Lemon Herb Chicken Quinoa Salad
Lemon Herb Chicken Quinoa Salad
This vibrant and satisfying protein salad combines tender grilled chicken breast, fluffy quinoa, and a medley of fresh vegetables including crisp cucumber, juicy cherry tomatoes, and briny Kalamata olives. Dressed in a bright, zesty lemon-herb vinaigrette with fresh parsley and mint, this salad offers a refreshing and wholesome meal. It's an ideal choice for meal prep or a light yet filling lunch, providing a balanced profile of lean protein, complex carbohydrates, and essential nutrients. The delightful flavors and simple preparation make it a nourishing and energizing option for any time of the day.
- Preparation time
- 20 min
- Cooking time
- 25 min
- Total time
- 45 min
- Servings
- 4
Instructions
Preparation
- 1Cook quinoa according to package directions. Combine 1 cup quinoa with 2 cups water in a saucepan, bring to a boil, then reduce heat, cover, and simmer for 15 minutes, or until water is absorbed and quinoa is fluffy. Set aside to cool.
Cooking Chicken
- 1Season chicken breasts with half of the salt and pepper. Heat 1 tablespoon of olive oil in a skillet over medium-high heat. Grill chicken for 5-7 minutes per side, or until cooked through and nicely browned. Remove from heat, let it rest for a few minutes, then dice into bite-sized pieces.
Making Vinaigrette
- 1In a small bowl, whisk together the remaining 2 tablespoons of olive oil, lemon juice, lemon zest, minced garlic, and the rest of the salt and pepper. Stir in the chopped fresh parsley and mint.
Assembling the Salad
- 1In a large bowl, combine the cooled quinoa, diced grilled chicken, diced cucumber, halved cherry tomatoes, and halved Kalamata olives.

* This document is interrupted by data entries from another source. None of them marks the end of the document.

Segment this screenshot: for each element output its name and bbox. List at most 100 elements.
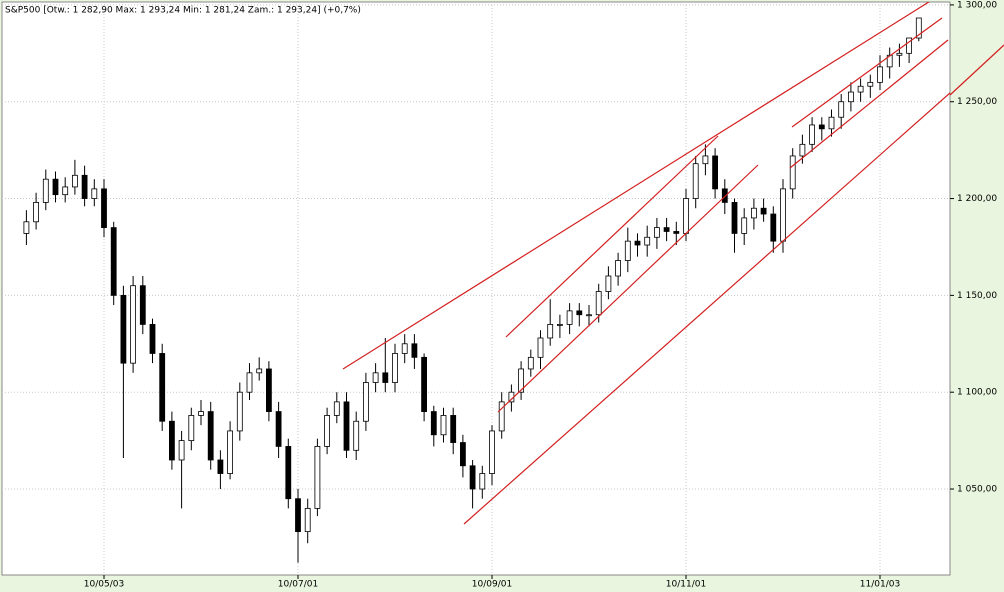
- candle-body: [683, 198, 689, 234]
- candle-body: [595, 291, 602, 316]
- candle-body: [634, 240, 641, 246]
- candle-body: [557, 324, 563, 326]
- trend-line: [497, 164, 759, 413]
- candle-body: [382, 372, 389, 383]
- y-tick-label: 1 100,00: [957, 388, 997, 398]
- candle-body: [188, 415, 195, 442]
- candle-body: [52, 178, 59, 196]
- candle-body: [663, 227, 670, 232]
- x-tick-label: 10/07/01: [278, 580, 318, 590]
- candle-body: [644, 236, 651, 246]
- candle-body: [314, 446, 321, 509]
- candle-body: [751, 207, 757, 219]
- candle-body: [42, 178, 49, 203]
- candle-body: [702, 155, 709, 165]
- candle-body: [915, 17, 922, 39]
- candle-body: [498, 401, 505, 432]
- x-tick-label: 10/05/03: [84, 580, 124, 590]
- candle-body: [489, 430, 495, 474]
- candle-body: [401, 343, 408, 354]
- candle-body: [275, 411, 282, 447]
- y-tick-label: 1 300,00: [957, 0, 997, 10]
- candle-body: [731, 202, 738, 234]
- candle-body: [130, 285, 137, 364]
- trend-line: [789, 39, 949, 169]
- candles: [23, 17, 922, 563]
- candle-body: [789, 155, 796, 190]
- candle-body: [421, 356, 428, 412]
- candle-body: [527, 356, 534, 370]
- candle-body: [469, 465, 476, 490]
- candle-body: [605, 275, 612, 292]
- candle-body: [867, 81, 874, 87]
- candle-body: [246, 372, 253, 393]
- candle-body: [159, 353, 166, 422]
- candle-body: [353, 420, 360, 451]
- candle-body: [770, 213, 777, 242]
- x-tick-label: 10/09/01: [472, 580, 512, 590]
- candle-body: [877, 66, 883, 83]
- candle-body: [857, 85, 864, 93]
- candle-body: [198, 411, 204, 416]
- candle-body: [654, 227, 660, 238]
- candle-body: [101, 188, 107, 228]
- candle-body: [886, 54, 893, 68]
- y-tick-label: 1 050,00: [957, 485, 997, 495]
- candle-body: [295, 498, 301, 533]
- trend-line: [949, 44, 1004, 96]
- candle-body: [304, 507, 311, 533]
- candle-body: [741, 217, 748, 234]
- candle-body: [23, 221, 30, 234]
- candle-body: [906, 37, 912, 54]
- candle-body: [576, 310, 583, 316]
- candle-body: [207, 411, 214, 461]
- candle-body: [537, 337, 544, 358]
- candle-body: [411, 343, 418, 358]
- candle-body: [780, 188, 786, 242]
- plot-area: [1, 1, 951, 576]
- candle-body: [110, 227, 117, 296]
- candle-body: [120, 294, 127, 364]
- x-tick-label: 11/01/03: [860, 580, 900, 590]
- candle-body: [33, 202, 39, 223]
- candle-body: [333, 401, 340, 416]
- candle-body: [362, 382, 369, 422]
- candle-body: [227, 430, 234, 474]
- candle-body: [450, 415, 457, 443]
- candle-body: [372, 372, 379, 383]
- trend-lines: [342, 2, 950, 525]
- candle-body: [81, 174, 88, 199]
- candle-body: [566, 310, 573, 325]
- candle-body: [479, 473, 486, 490]
- candle-body: [547, 324, 554, 339]
- candle-body: [692, 163, 699, 199]
- candle-body: [838, 101, 845, 118]
- candle-body: [673, 231, 680, 234]
- candle-body: [72, 174, 78, 188]
- candle-body: [149, 324, 156, 354]
- trend-line: [791, 17, 943, 128]
- candle-body: [624, 240, 631, 261]
- candle-body: [256, 368, 263, 374]
- candle-body: [760, 207, 767, 215]
- candle-body: [285, 446, 292, 500]
- candle-body: [139, 285, 146, 325]
- candle-body: [324, 415, 331, 447]
- candle-body: [799, 143, 806, 157]
- candle-body: [818, 124, 825, 130]
- candle-body: [430, 411, 437, 436]
- candle-body: [518, 368, 524, 393]
- candle-body: [440, 415, 447, 436]
- x-tick-label: 10/11/01: [666, 580, 706, 590]
- candle-body: [828, 116, 835, 130]
- candle-body: [586, 314, 592, 317]
- candle-body: [236, 391, 243, 432]
- candle-body: [615, 260, 621, 277]
- candle-body: [168, 420, 175, 461]
- candle-body: [217, 459, 224, 474]
- candle-body: [62, 186, 69, 196]
- candle-body: [809, 124, 815, 145]
- trend-line: [342, 2, 930, 370]
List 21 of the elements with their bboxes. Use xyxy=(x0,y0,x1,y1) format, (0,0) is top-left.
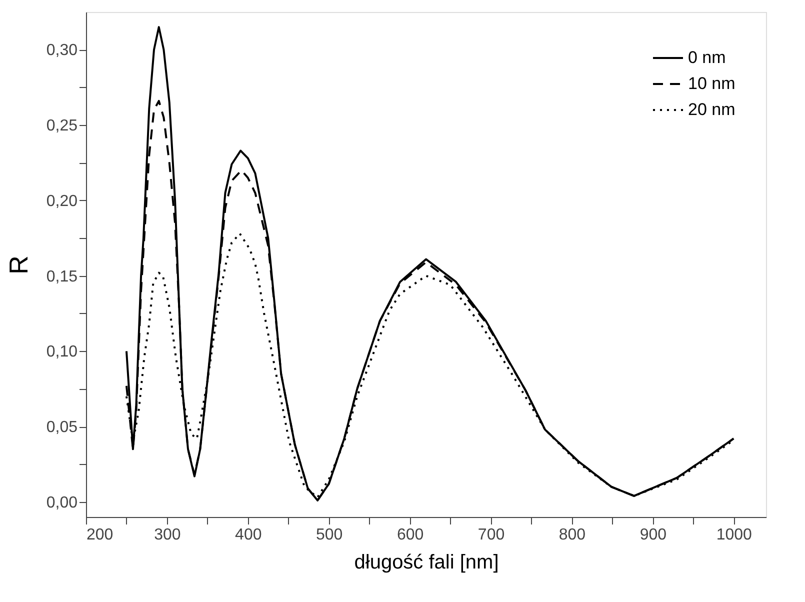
x-tick-label: 200 xyxy=(86,526,114,544)
x-tick-label: 800 xyxy=(558,526,586,544)
legend-label: 10 nm xyxy=(688,74,736,93)
x-tick-label: 400 xyxy=(235,526,262,544)
y-tick-label: 0,30 xyxy=(46,42,78,60)
legend-label: 20 nm xyxy=(688,100,736,119)
x-tick-label: 300 xyxy=(154,526,181,544)
y-tick-label: 0,15 xyxy=(46,268,78,286)
y-tick-label: 0,20 xyxy=(46,192,78,210)
y-axis-title: R xyxy=(3,256,34,274)
x-tick-label: 600 xyxy=(396,526,424,544)
legend-label: 0 nm xyxy=(688,48,726,67)
x-axis-title: długość fali [nm] xyxy=(354,552,499,574)
y-tick-label: 0,00 xyxy=(46,494,78,512)
x-tick-label: 500 xyxy=(316,526,343,544)
x-tick-label: 900 xyxy=(640,526,667,544)
y-tick-label: 0,25 xyxy=(46,118,78,135)
y-tick-label: 0,05 xyxy=(46,419,78,436)
x-tick-label: 1000 xyxy=(716,526,752,544)
x-tick-label: 700 xyxy=(478,526,505,544)
y-tick-label: 0,10 xyxy=(46,344,78,361)
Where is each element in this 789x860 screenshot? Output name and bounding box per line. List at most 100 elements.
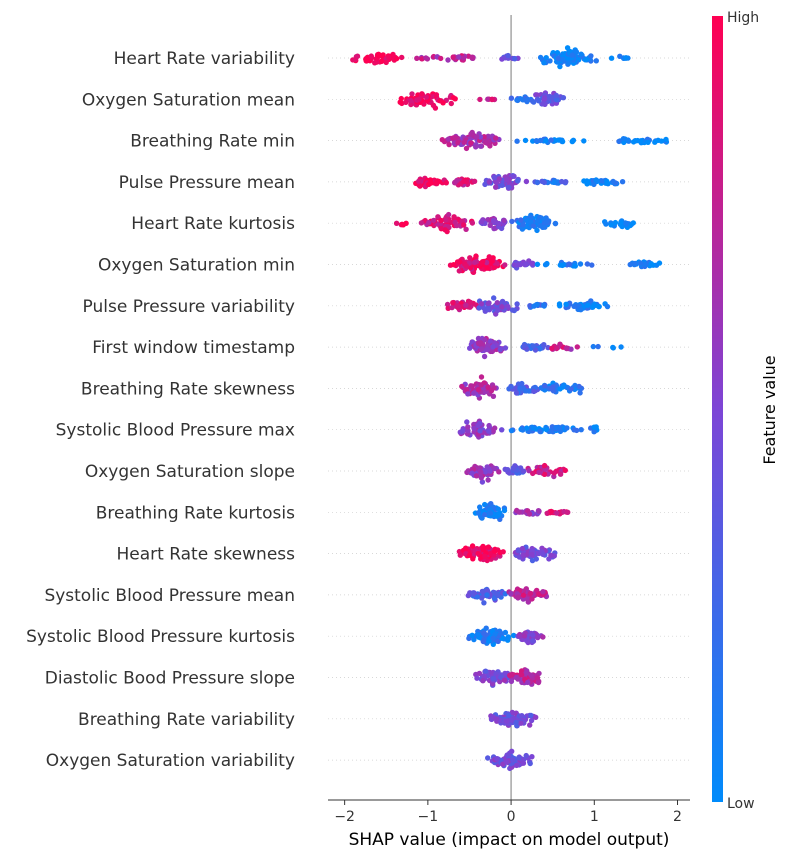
shap-point: [475, 632, 481, 638]
shap-point: [461, 222, 467, 228]
shap-point: [529, 557, 536, 564]
shap-point: [497, 346, 503, 353]
shap-point: [608, 55, 615, 61]
shap-point: [517, 633, 523, 639]
x-tick-label: 1: [590, 809, 599, 825]
shap-point: [454, 222, 460, 229]
shap-point: [495, 638, 501, 645]
x-axis-title: SHAP value (impact on model output): [349, 830, 670, 850]
shap-point: [463, 263, 469, 269]
shap-point: [481, 600, 487, 606]
shap-point: [503, 759, 509, 765]
shap-point: [368, 53, 374, 59]
feature-label: Heart Rate kurtosis: [131, 214, 295, 234]
shap-point: [476, 670, 483, 677]
shap-point: [542, 383, 548, 389]
shap-point: [380, 52, 386, 58]
shap-point: [525, 679, 531, 686]
shap-point: [543, 426, 549, 433]
shap-point: [595, 343, 601, 350]
shap-point: [467, 255, 473, 261]
shap-point: [548, 508, 554, 515]
shap-point: [494, 300, 500, 306]
shap-point: [478, 382, 484, 388]
shap-point: [557, 471, 564, 477]
shap-point: [619, 223, 625, 229]
colorbar-gradient: [712, 16, 723, 802]
shap-point: [527, 760, 533, 767]
shap-point: [559, 138, 566, 145]
shap-point: [559, 262, 566, 269]
shap-point: [553, 97, 560, 103]
shap-point: [471, 425, 477, 431]
shap-point: [536, 469, 542, 476]
shap-point: [517, 96, 523, 102]
shap-point: [481, 673, 487, 679]
shap-point: [484, 464, 490, 470]
shap-point: [473, 473, 480, 479]
shap-point: [492, 425, 498, 431]
feature-label: Systolic Blood Pressure kurtosis: [26, 627, 295, 647]
shap-point: [569, 52, 575, 58]
shap-point: [416, 182, 423, 189]
shap-point: [510, 465, 516, 471]
shap-point: [461, 178, 467, 184]
shap-point: [452, 96, 458, 102]
shap-point: [452, 134, 458, 141]
shap-point: [502, 262, 508, 268]
shap-point: [513, 719, 519, 726]
colorbar-high-label: High: [727, 10, 759, 26]
shap-point: [506, 184, 512, 191]
shap-point: [511, 632, 517, 639]
shap-point: [549, 345, 555, 351]
shap-point: [564, 45, 571, 51]
shap-point: [508, 427, 515, 434]
shap-point: [526, 388, 532, 394]
shap-point: [519, 380, 525, 387]
shap-point: [479, 346, 485, 352]
shap-point: [433, 92, 440, 98]
shap-point: [480, 678, 486, 684]
x-tick-label: 0: [507, 809, 516, 825]
shap-point: [656, 260, 663, 266]
shap-point: [517, 385, 523, 391]
shap-point: [403, 99, 409, 106]
shap-point: [574, 344, 580, 350]
feature-label: Oxygen Saturation mean: [82, 90, 295, 110]
shap-point: [416, 178, 422, 184]
shap-point: [548, 385, 555, 392]
shap-point: [471, 390, 477, 396]
shap-point: [522, 137, 529, 144]
shap-point: [471, 178, 478, 184]
colorbar-low-label: Low: [727, 796, 755, 812]
shap-point: [508, 717, 514, 723]
shap-point: [632, 260, 638, 267]
shap-point: [465, 424, 471, 430]
shap-point: [523, 670, 529, 677]
shap-point: [487, 468, 493, 474]
shap-point: [537, 54, 544, 61]
shap-point: [461, 55, 467, 61]
shap-point: [493, 135, 499, 141]
shap-point: [418, 220, 425, 226]
feature-label: Pulse Pressure mean: [119, 173, 295, 193]
feature-label: Diastolic Bood Pressure slope: [45, 669, 295, 689]
shap-point: [566, 60, 572, 66]
shap-point: [604, 180, 611, 186]
shap-point: [491, 225, 497, 232]
shap-point: [378, 58, 385, 65]
shap-point: [525, 596, 531, 602]
shap-point: [511, 55, 518, 62]
shap-point: [610, 344, 616, 351]
shap-point: [508, 95, 515, 101]
shap-point: [445, 136, 452, 142]
shap-point: [527, 590, 534, 597]
x-tick-label: −2: [334, 809, 355, 825]
shap-point: [393, 220, 400, 226]
shap-point: [569, 138, 576, 144]
shap-point: [491, 219, 497, 225]
shap-point: [477, 504, 483, 510]
shap-point: [530, 425, 536, 431]
shap-point: [620, 136, 627, 142]
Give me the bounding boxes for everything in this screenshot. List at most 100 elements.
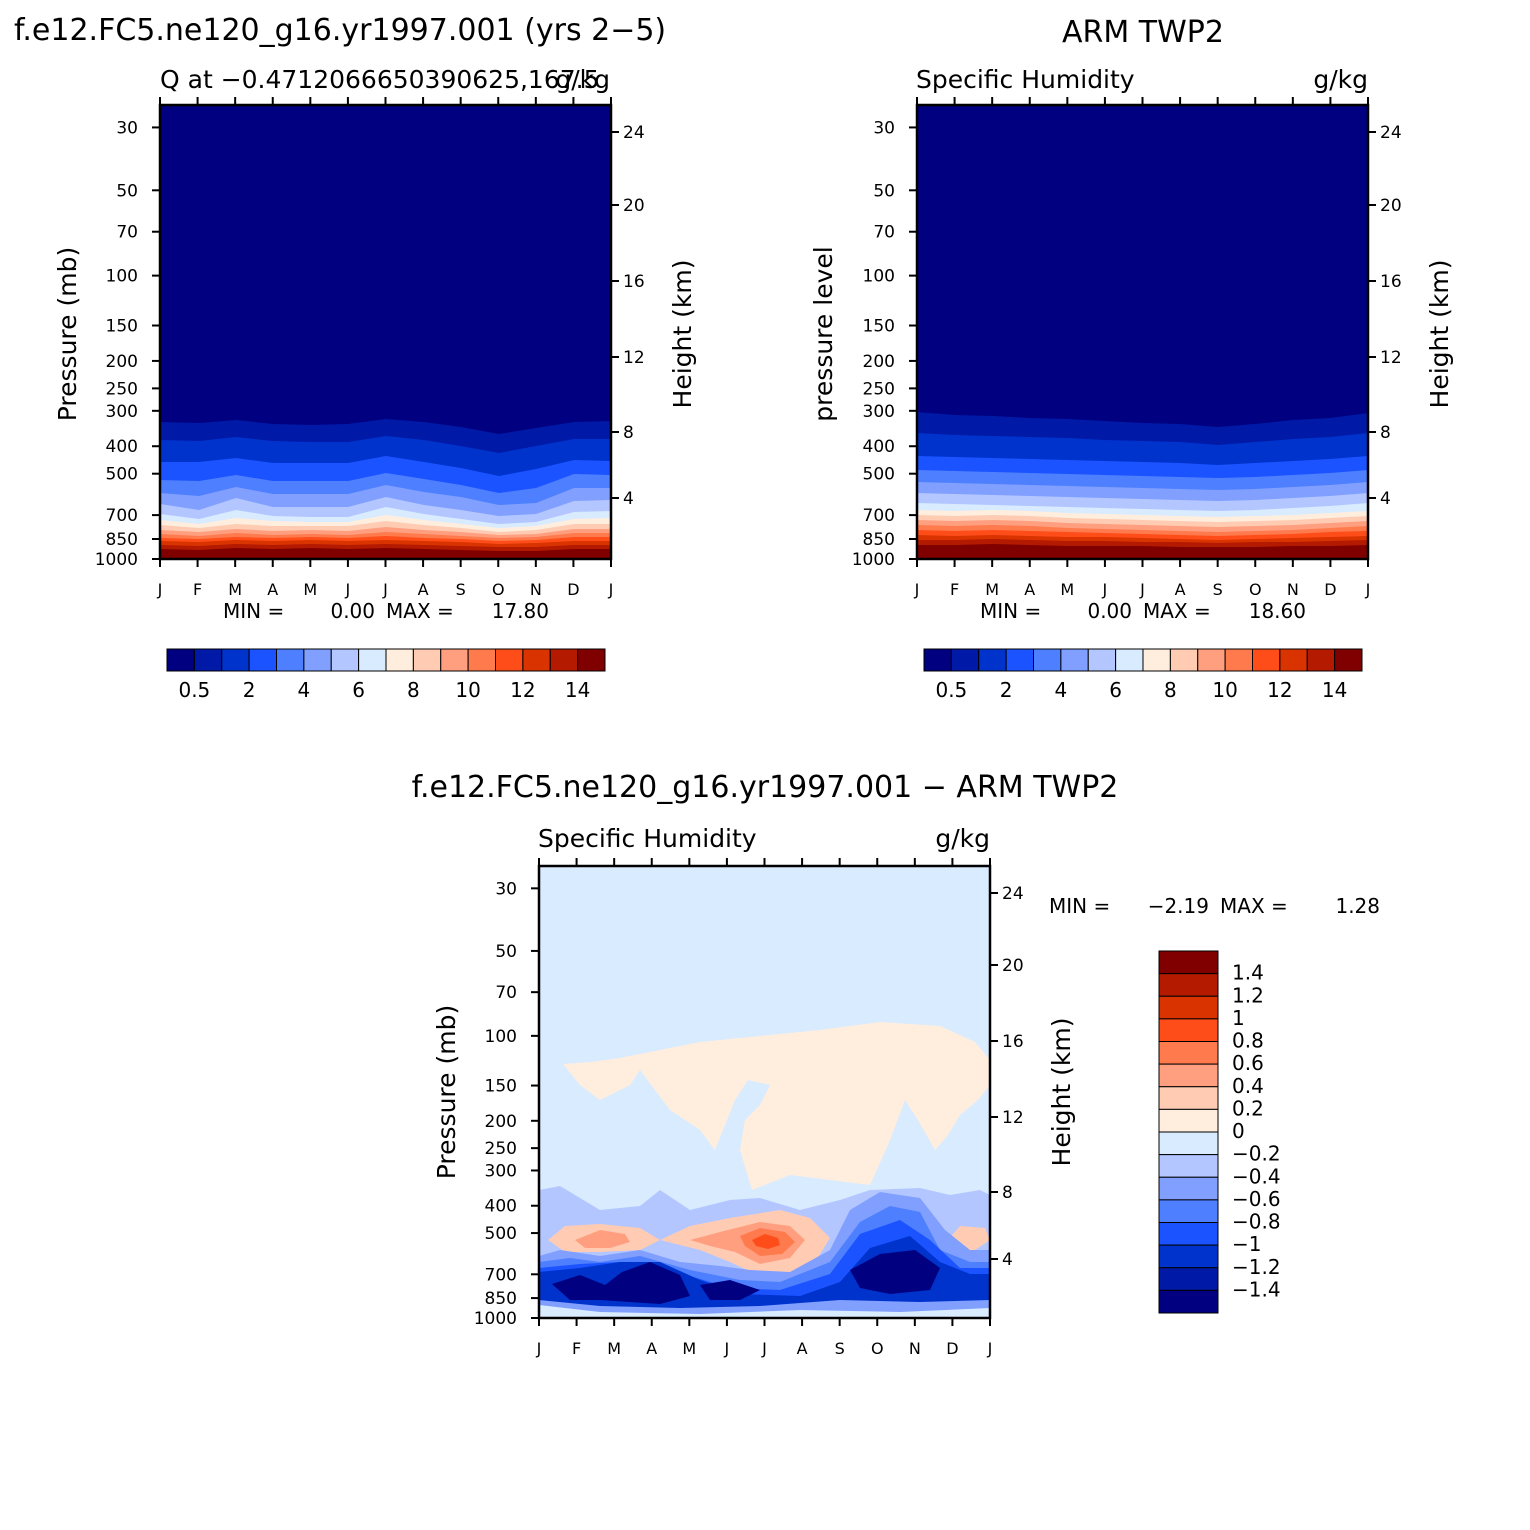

- 2Pour the lemon-herb vinaigrette over the salad. Toss gently to ensure all ingredients are well coated.
- 3Serve immediately or chill for later. This protein-rich salad is perfect for a satisfying meal any time.
Nutrition Information
- Calories
- 551 kcal
- Protein
- 35 g
- Fat
- 26 g
- Carbs
- 45 g
| Nutrient | Per serving |
|---|---|
| Calories | 551 kcal |
| Protein | 35 g |
| Fat | 26 g |
| Carbs | 45 g |
Tips
- Cook quinoa ahead of time to save on prep. Store it in the fridge for up to three days, ensuring it's completely cooled before mixing into the salad.
- Ensure chicken is fully cooled before adding to the salad to prevent wilting of fresh vegetables. Resting the chicken keeps it juicy.